What Will Ryan Poles Do With Excess Cap Space?
The Bears have $35.7 million in available cap space and could really use an edge rusher and some offensive line depth. But, before you start counting on a reunion with Leonard Floyd, GM Ryan Poles has probably earmarked a big chunk of that money for extensions for Cole Kmet and Jaylon Johnson.
Floyd, Jadeveon Clowney, Frank Clark, Justin Houston, and Yannick Ngakoue are still searching for 2023 homes. All of those players are very talented, but each may be asking for more money than any of the 32 NFL teams are willing to pay. Floyd is probably looking to be paid in the upper tier of edge rushers, and I doubt Poles will make that kind of investment considering the current state of the roster. Poles should instead seek long-term solutions in the draft next year.
Poles has done well to abstain from the frenetic pace of free agency. He takes a measured approach and seeks value in positions that are less cost-competitive among his front office peers. His flexibility and insistence in signing scheme-fit players are admirable. Poles also seeks foundational players who won’t hamstring his budget in future years. That said, he also understands that Rome can’t be built in a day, as the saying goes.
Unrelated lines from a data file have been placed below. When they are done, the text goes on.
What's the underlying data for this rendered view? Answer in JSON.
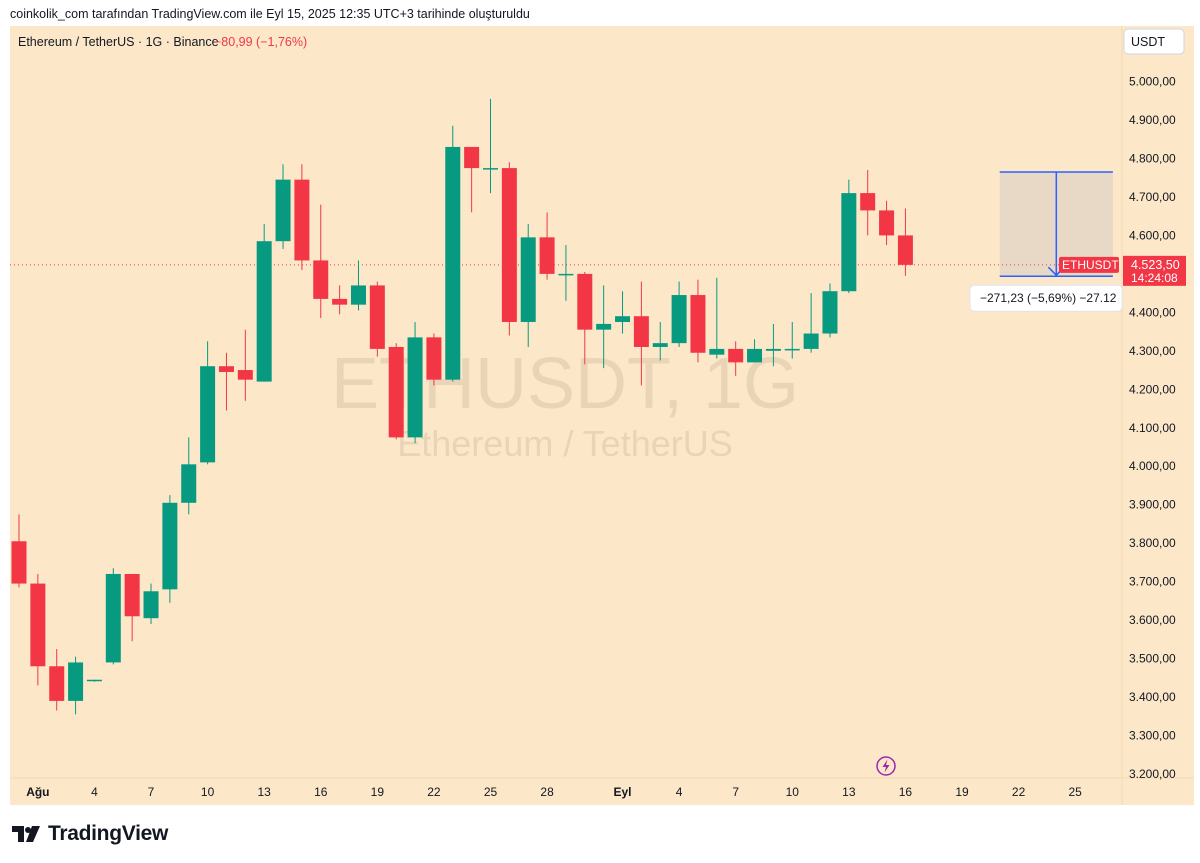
{
  "credit": "coinkolik_com tarafından TradingView.com ile Eyl 15, 2025 12:35 UTC+3 tarihinde oluşturuldu",
  "header": {
    "symbol": "Ethereum / TetherUS · 1G · Binance",
    "change": "−80,99 (−1,76%)"
  },
  "currency_button": "USDT",
  "watermark": {
    "line1": "ETHUSDT, 1G",
    "line2": "Ethereum / TetherUS"
  },
  "price_tag": {
    "symbol": "ETHUSDT",
    "price": "4.523,50",
    "countdown": "14:24:08"
  },
  "measure_label": "−271,23 (−5,69%) −27.12",
  "logo_text": "TradingView",
  "colors": {
    "bg": "#fce8c8",
    "up": "#089981",
    "down": "#f23645",
    "measure": "#2962ff"
  },
  "chart_data": {
    "type": "candlestick",
    "y_ticks": [
      {
        "value": 5000,
        "label": "5.000,00"
      },
      {
        "value": 4900,
        "label": "4.900,00"
      },
      {
        "value": 4800,
        "label": "4.800,00"
      },
      {
        "value": 4700,
        "label": "4.700,00"
      },
      {
        "value": 4600,
        "label": "4.600,00"
      },
      {
        "value": 4400,
        "label": "4.400,00"
      },
      {
        "value": 4300,
        "label": "4.300,00"
      },
      {
        "value": 4200,
        "label": "4.200,00"
      },
      {
        "value": 4100,
        "label": "4.100,00"
      },
      {
        "value": 4000,
        "label": "4.000,00"
      },
      {
        "value": 3900,
        "label": "3.900,00"
      },
      {
        "value": 3800,
        "label": "3.800,00"
      },
      {
        "value": 3700,
        "label": "3.700,00"
      },
      {
        "value": 3600,
        "label": "3.600,00"
      },
      {
        "value": 3500,
        "label": "3.500,00"
      },
      {
        "value": 3400,
        "label": "3.400,00"
      },
      {
        "value": 3300,
        "label": "3.300,00"
      },
      {
        "value": 3200,
        "label": "3.200,00"
      }
    ],
    "x_ticks": [
      {
        "i": 1,
        "label": "Ağu",
        "bold": true
      },
      {
        "i": 4,
        "label": "4"
      },
      {
        "i": 7,
        "label": "7"
      },
      {
        "i": 10,
        "label": "10"
      },
      {
        "i": 13,
        "label": "13"
      },
      {
        "i": 16,
        "label": "16"
      },
      {
        "i": 19,
        "label": "19"
      },
      {
        "i": 22,
        "label": "22"
      },
      {
        "i": 25,
        "label": "25"
      },
      {
        "i": 28,
        "label": "28"
      },
      {
        "i": 32,
        "label": "Eyl",
        "bold": true
      },
      {
        "i": 35,
        "label": "4"
      },
      {
        "i": 38,
        "label": "7"
      },
      {
        "i": 41,
        "label": "10"
      },
      {
        "i": 44,
        "label": "13"
      },
      {
        "i": 47,
        "label": "16"
      },
      {
        "i": 50,
        "label": "19"
      },
      {
        "i": 53,
        "label": "22"
      },
      {
        "i": 56,
        "label": "25"
      }
    ],
    "current_price": 4523.5,
    "candles": [
      {
        "o": 3805,
        "h": 3875,
        "l": 3685,
        "c": 3695
      },
      {
        "o": 3695,
        "h": 3720,
        "l": 3430,
        "c": 3480
      },
      {
        "o": 3480,
        "h": 3525,
        "l": 3365,
        "c": 3390
      },
      {
        "o": 3390,
        "h": 3505,
        "l": 3355,
        "c": 3490
      },
      {
        "o": 3445,
        "h": 3445,
        "l": 3440,
        "c": 3445
      },
      {
        "o": 3490,
        "h": 3735,
        "l": 3485,
        "c": 3720
      },
      {
        "o": 3720,
        "h": 3720,
        "l": 3545,
        "c": 3610
      },
      {
        "o": 3605,
        "h": 3695,
        "l": 3590,
        "c": 3675
      },
      {
        "o": 3680,
        "h": 3925,
        "l": 3645,
        "c": 3905
      },
      {
        "o": 3905,
        "h": 4075,
        "l": 3875,
        "c": 4005
      },
      {
        "o": 4010,
        "h": 4325,
        "l": 4005,
        "c": 4260
      },
      {
        "o": 4260,
        "h": 4295,
        "l": 4145,
        "c": 4245
      },
      {
        "o": 4250,
        "h": 4355,
        "l": 4170,
        "c": 4225
      },
      {
        "o": 4220,
        "h": 4630,
        "l": 4220,
        "c": 4585
      },
      {
        "o": 4585,
        "h": 4785,
        "l": 4565,
        "c": 4745
      },
      {
        "o": 4745,
        "h": 4785,
        "l": 4510,
        "c": 4535
      },
      {
        "o": 4535,
        "h": 4680,
        "l": 4385,
        "c": 4435
      },
      {
        "o": 4435,
        "h": 4470,
        "l": 4395,
        "c": 4420
      },
      {
        "o": 4420,
        "h": 4535,
        "l": 4405,
        "c": 4470
      },
      {
        "o": 4470,
        "h": 4480,
        "l": 4285,
        "c": 4305
      },
      {
        "o": 4310,
        "h": 4320,
        "l": 4070,
        "c": 4075
      },
      {
        "o": 4075,
        "h": 4375,
        "l": 4060,
        "c": 4335
      },
      {
        "o": 4335,
        "h": 4345,
        "l": 4210,
        "c": 4225
      },
      {
        "o": 4225,
        "h": 4885,
        "l": 4220,
        "c": 4830
      },
      {
        "o": 4830,
        "h": 4830,
        "l": 4660,
        "c": 4775
      },
      {
        "o": 4775,
        "h": 4955,
        "l": 4710,
        "c": 4775
      },
      {
        "o": 4775,
        "h": 4790,
        "l": 4340,
        "c": 4375
      },
      {
        "o": 4375,
        "h": 4630,
        "l": 4310,
        "c": 4595
      },
      {
        "o": 4595,
        "h": 4660,
        "l": 4485,
        "c": 4500
      },
      {
        "o": 4500,
        "h": 4575,
        "l": 4430,
        "c": 4500
      },
      {
        "o": 4500,
        "h": 4505,
        "l": 4265,
        "c": 4355
      },
      {
        "o": 4355,
        "h": 4470,
        "l": 4255,
        "c": 4370
      },
      {
        "o": 4375,
        "h": 4455,
        "l": 4345,
        "c": 4390
      },
      {
        "o": 4390,
        "h": 4480,
        "l": 4210,
        "c": 4310
      },
      {
        "o": 4310,
        "h": 4375,
        "l": 4275,
        "c": 4320
      },
      {
        "o": 4320,
        "h": 4480,
        "l": 4310,
        "c": 4445
      },
      {
        "o": 4445,
        "h": 4485,
        "l": 4270,
        "c": 4295
      },
      {
        "o": 4290,
        "h": 4490,
        "l": 4280,
        "c": 4305
      },
      {
        "o": 4305,
        "h": 4325,
        "l": 4235,
        "c": 4270
      },
      {
        "o": 4270,
        "h": 4330,
        "l": 4270,
        "c": 4305
      },
      {
        "o": 4300,
        "h": 4370,
        "l": 4260,
        "c": 4305
      },
      {
        "o": 4305,
        "h": 4375,
        "l": 4280,
        "c": 4305
      },
      {
        "o": 4305,
        "h": 4450,
        "l": 4295,
        "c": 4345
      },
      {
        "o": 4345,
        "h": 4475,
        "l": 4335,
        "c": 4455
      },
      {
        "o": 4455,
        "h": 4745,
        "l": 4450,
        "c": 4710
      },
      {
        "o": 4710,
        "h": 4770,
        "l": 4600,
        "c": 4665
      },
      {
        "o": 4665,
        "h": 4690,
        "l": 4575,
        "c": 4600
      },
      {
        "o": 4600,
        "h": 4670,
        "l": 4495,
        "c": 4523.5
      }
    ],
    "measure": {
      "from_i": 52,
      "to_i": 58,
      "top": 4765,
      "bottom": 4494
    }
  }
}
The second-year GM is on record as stating that he doesn’t have the assets to plug every hole this offseason.
“I want to stair-step this thing to the top and then stay up there as long as absolutely possible,” Poles said before the draft. “I always go back to making sound decisions. And sometimes when you don’t make sound [acquisition] decisions, in the short term it can look really good. But then it’s what happens after [that]…We want to make decisions that can last a long time so we can stay at the top. We don’t want to peak and then have the drop-off after.”
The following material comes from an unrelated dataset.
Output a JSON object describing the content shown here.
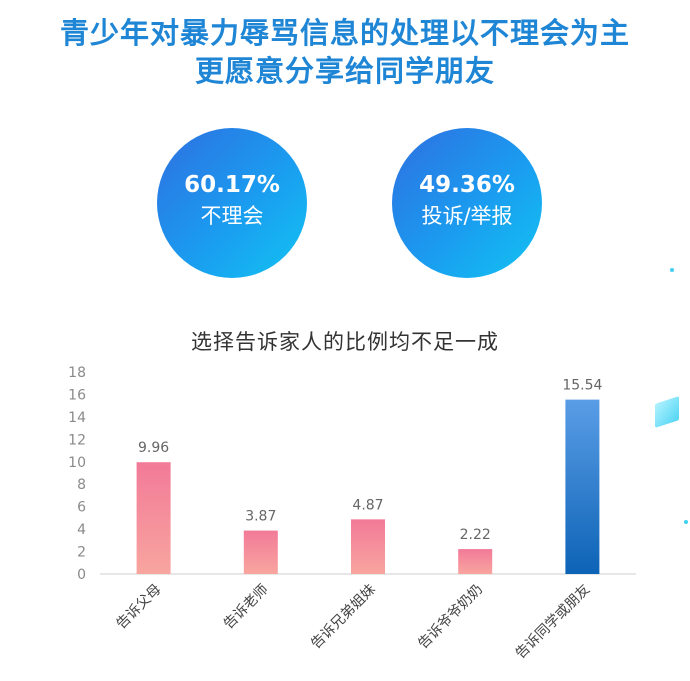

“With free agency, we stuck to our plan,” he added. “And that’s really to marry a fit for what we’re trying to do here – our culture, our scheme – with value. And I thought we did a good job and that led to some really good additions.”
Poles also said that he would never operate outside the borders of reason in free agency. He targets players of value but sticks to reasonable price points. That way, he can maintain flexibility going forward. Keeping all that in mind, it’s tough to envision the front office making a last-second splurge to find an edge rusher. That’s more consistent with the way Ryan Pace ran the team prior to Poles.
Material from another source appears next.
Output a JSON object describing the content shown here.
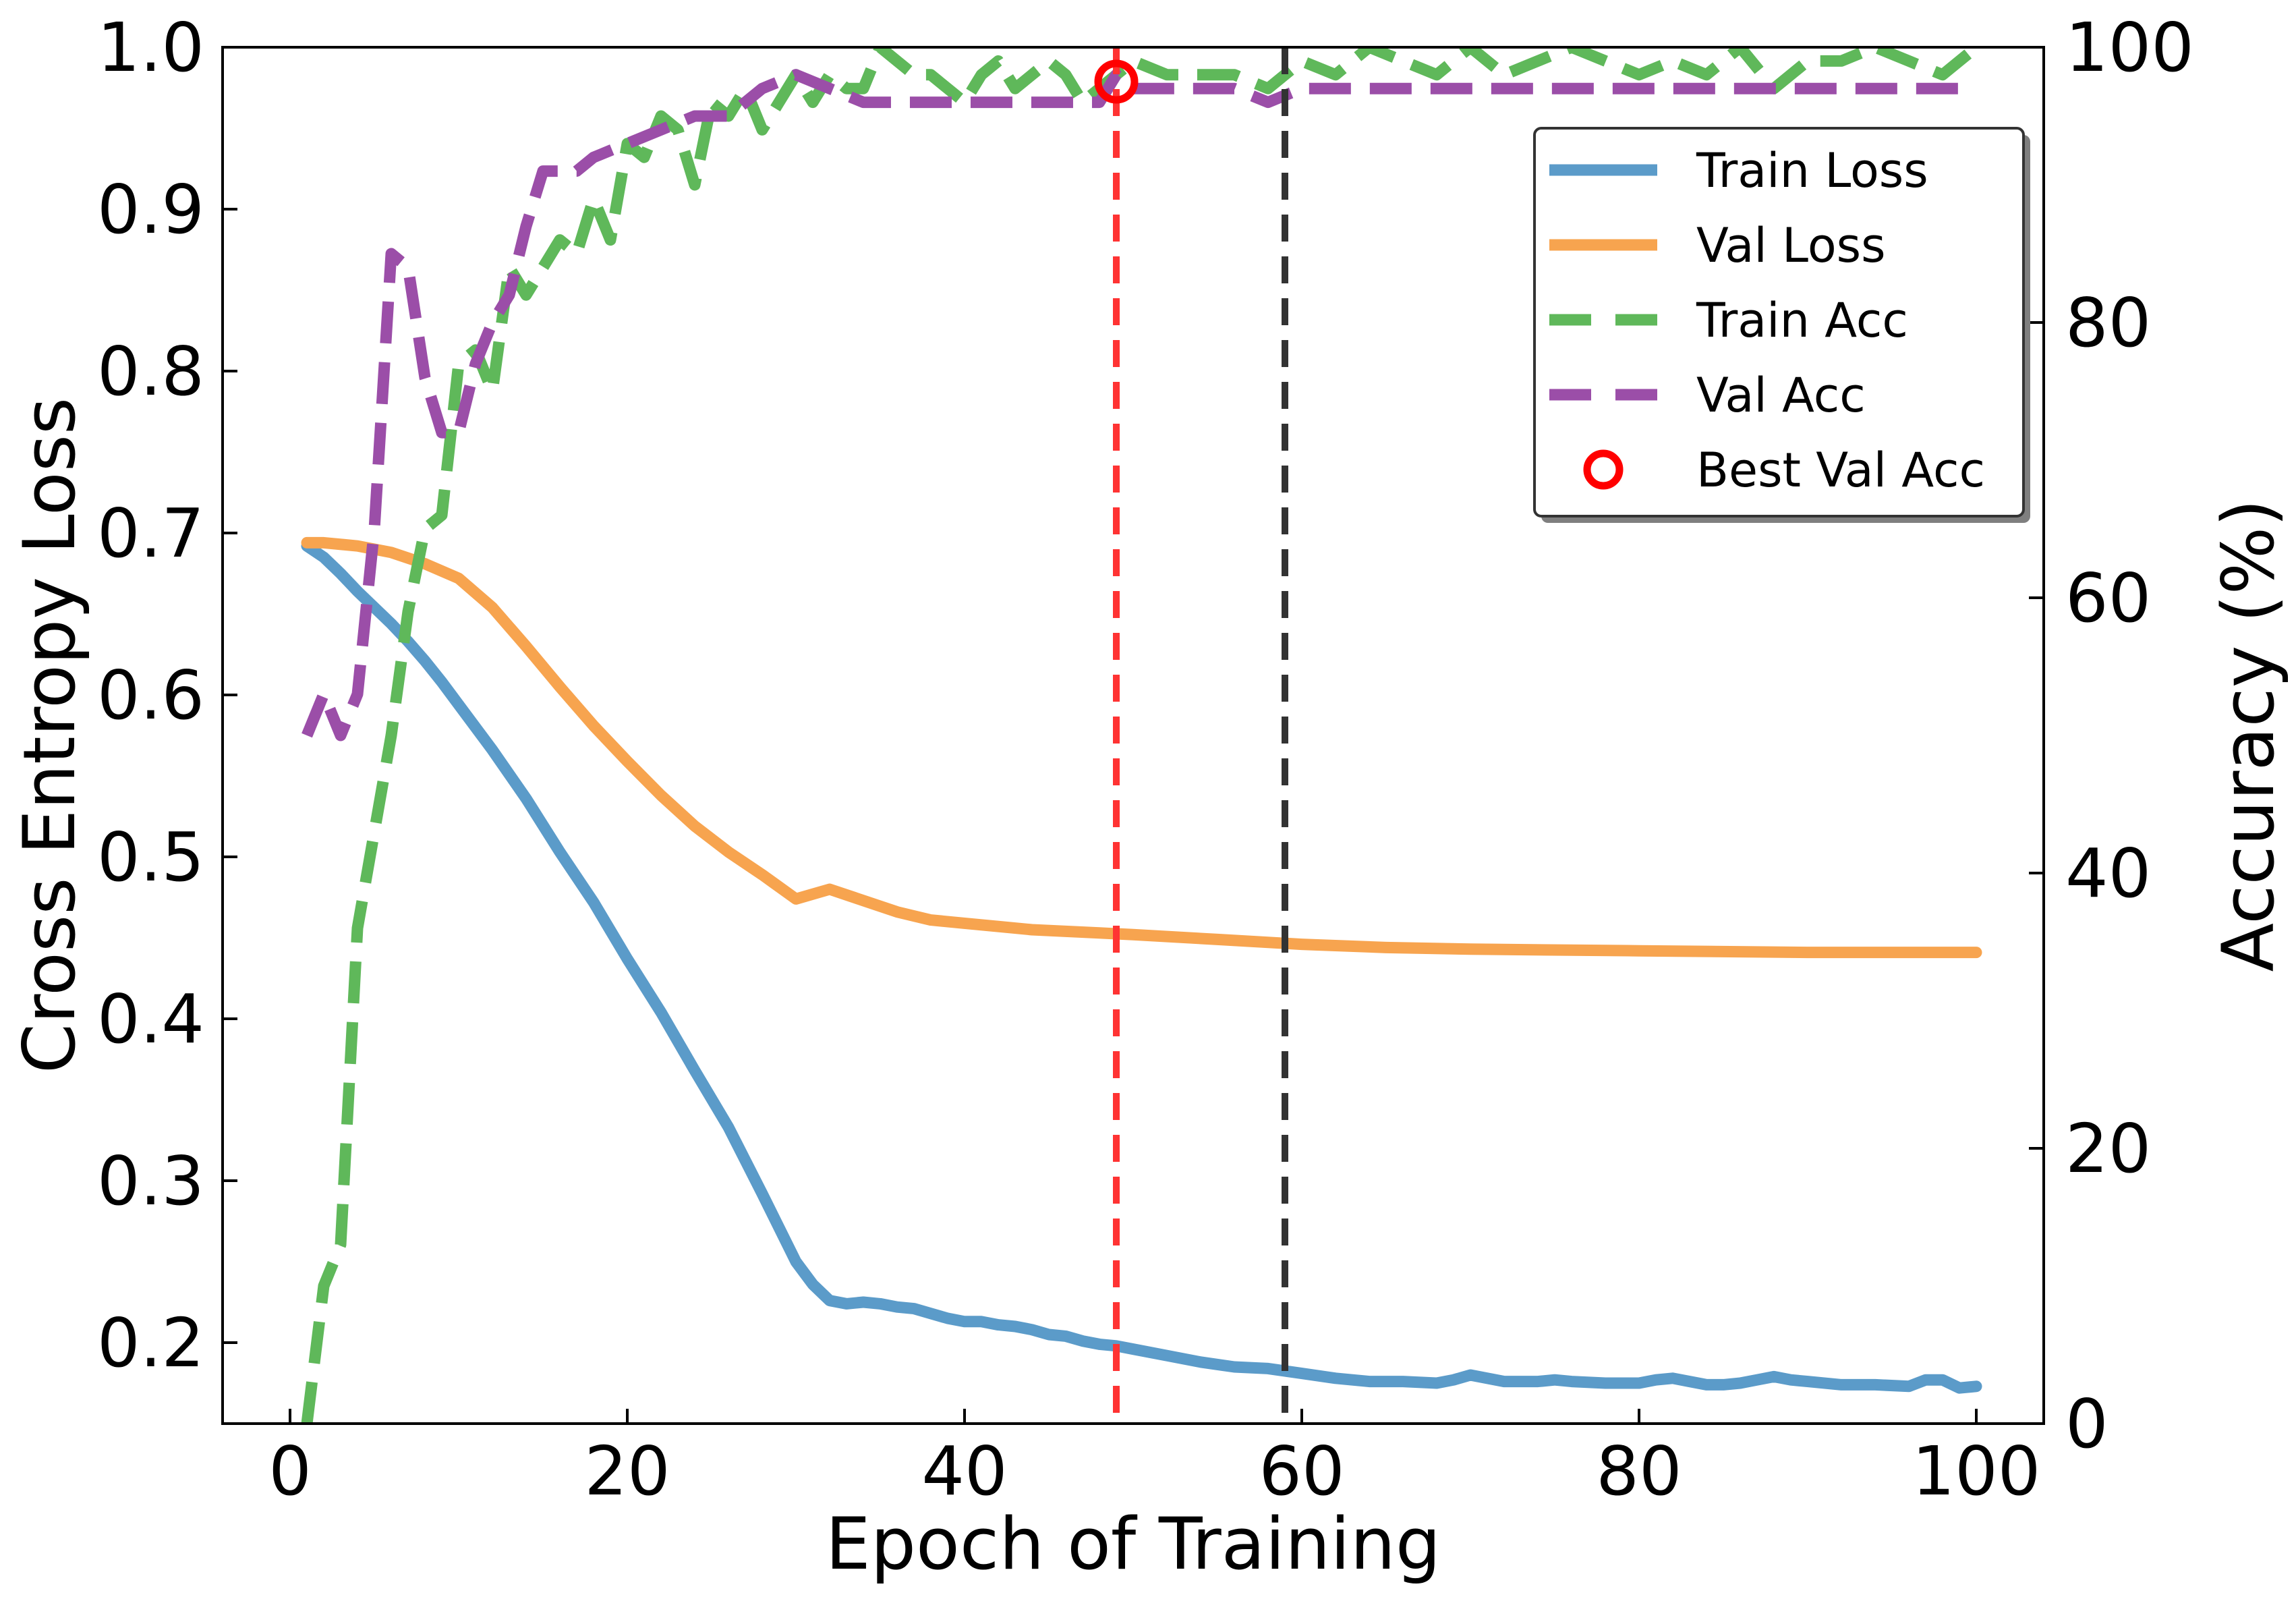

The GM’s hands were tied in free agency last year because of the moves Pace made. Poles decided to eat a ton of dead money rather than splurge in order to straighten out Chicago’s salary cap. This year has been a different story, but much work remains. Tremaine Edmunds and T.J. Edwards give the Bears one of the best linebacking corps in the NFL. D.J. Moore gives Justin Fields a true WR1. Nate Davis is a sneaky good signing at guard. Poles had a very good draft, too. Darnell Wright, Tyrique Stevenson, Roschon Johnson, and Tyler Scott should all see significant action this year. Gervon Dexter and Zacch Pickens will get plenty of snaps, too.
Adding Moore is huge for Fields. The 26-year-old receiver has the second most targets between 10 and 19 yards in the NFL from 2019-22. That’s an area of the field where Fields thrives, completing 66.7 percent of his passes in that range.
“This league shows you good teams have guys who make big plays in big moments,” Poles said. “If that’s finishing a game off in the fourth quarter or if that’s getting things kicked off in the beginning. DJ has those traits.”
The Bears should be more competitive in 2023, but they need another full offseason to get the depth chart to the level of teams that compete annually for the playoffs. Still, the roster looks vastly deeper today than it did after the final game of last season. In fact, only 13 players from the team that Poles inherited remain on the current roster.
The NFC North is also a little weaker now that the Packers have traded Aaron Rodgers to the Jets. The Lions had a questionable draft, and the Vikings had a poor one according to most accounts. Chicago could be on the verge of being the division’s best team. It probably won’t happen this year, but you can make a strong case that the Bears are pinning their hopes on a long competitive window that will open in 2024. That’s significant because that’s when Fields and the Bears will likely begin extension talks.